Steiner vertritt hier die Ansicht, dass Sprache aber nicht nur auf das Gehirn wirkt, sondern
auch auf das rhythmische System und den Stoffwechselbereich. Sofern ist der
Spracherwerb nicht nur reine Informationsverarbeitung (nicht nur reine Kopfsache).
Kinder lernen eine Sprache nicht aus der Summe gehörten Wörtermaterials noch durch
eine angeborene Erwerbsstrategie. Viel mehr erfassen sie den Geist einer Sache, das
lebendige Ganze und die Sprache auch über den physischen Leib und die
Gliedmassenbewegungen wirken. Die Annahme, dass die menschliche Sprache ein rein
akustisches Phänomen ist, liess sich nicht beweisen. Es hat sich gezeigt, dass es keine
eindeutige Zuordnungen bestimmter Lautbildungen zu bestimmten akustischen
Invarianten. Sprache lässt sich also nicht in Töne oder Geräusche auflösen, sondern ist ein
Phänomen eigener Art. Weiter zeigen sich Erklärungsschwierigkeiten, wenn man davon
ausgeht, dass kleine Kinder beim Erlernen der Sprache vor dem Ende ihres zweiten
Lebensjahres kognitive Operationen bewältigen, welche in anderen Bereichen
intellektueller Entwicklungen erst mit dem 12. Lebensjahr vollbracht werden können.

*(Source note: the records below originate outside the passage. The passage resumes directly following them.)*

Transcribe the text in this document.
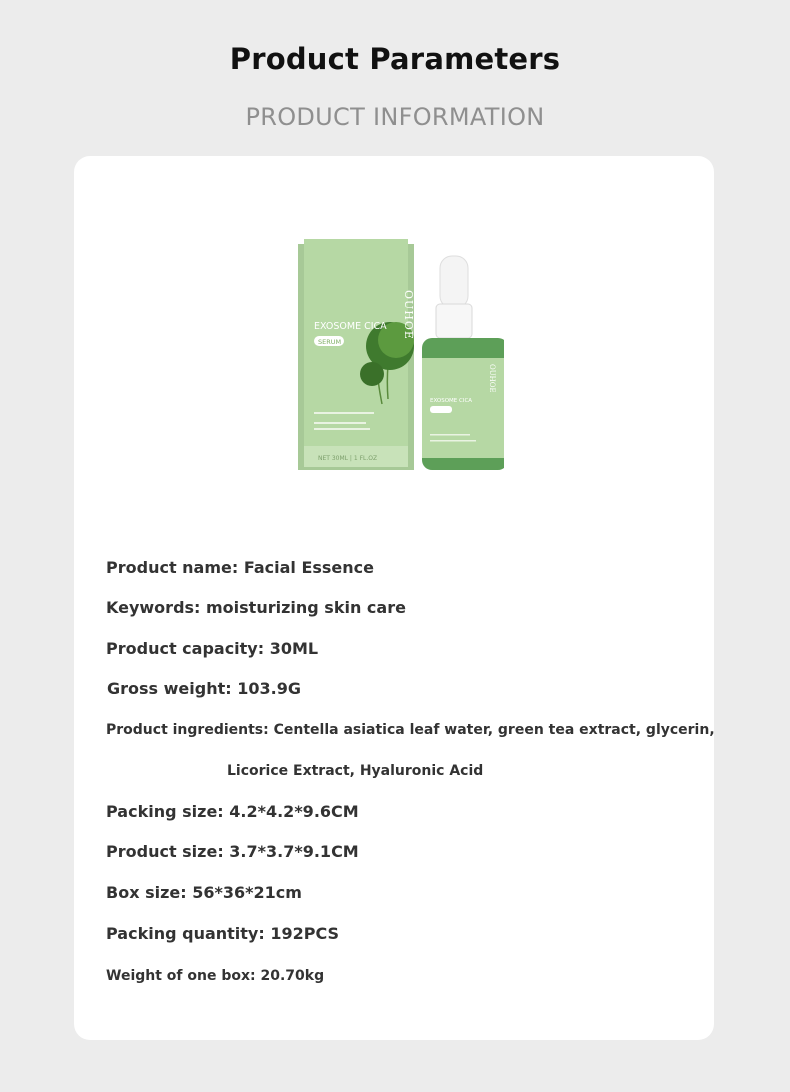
Product Parameters
PRODUCT INFORMATION
OUHOE
EXOSOME CICA
SERUM
NET 30ML | 1 FL.OZ
OUHOE
EXOSOME CICA
Product name: Facial Essence
Keywords: moisturizing skin care
Product capacity: 30ML
Gross weight: 103.9G
Product ingredients: Centella asiatica leaf water, green tea extract, glycerin,
Licorice Extract, Hyaluronic Acid
Packing size: 4.2*4.2*9.6CM
Product size: 3.7*3.7*9.1CM
Box size: 56*36*21cm
Packing quantity: 192PCS
Weight of one box: 20.70kg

Daher bietet sich die Erklärung an, dass Kinder Lautgestalten auffassen. So wie sie rot oder
süss wahrnehmen. Steiner betont, dass Lautempfinden vor dem Urteilen liegt. Inwiefern es
ein bestimmtes Organ für die Sprachwahrnehmung gibt ist indes noch unklar. Gemäss
Steiner ist das Sinnesorgan für die Worte der in sich bewegte Mensch. Der Mensch spricht
mit dem ganzen Körper (Mimik, Körperhaltung/ nonverbal). Es hat sich herausgestellt,
dass alles Sprechen, beim Sprecher wie Zuhörer von kaum bemerkbaren Veränderungen
der Körperhaltung begleitet wird. Dies geschieht unbewusst. Entsprechend ist dem
Wechselspiel von Ruhe und Bewegung im Sprachunterricht Beachtung zu schenken. Im
Übergang von entspannter Bewegung zu aktiver Gelöstheit lässt sich der fruchtbarste
Augenblick für einen Erfolgreichen Sprachunterricht greifen, so Kiersch (vgl. Kiersch 1992:
42-‐51).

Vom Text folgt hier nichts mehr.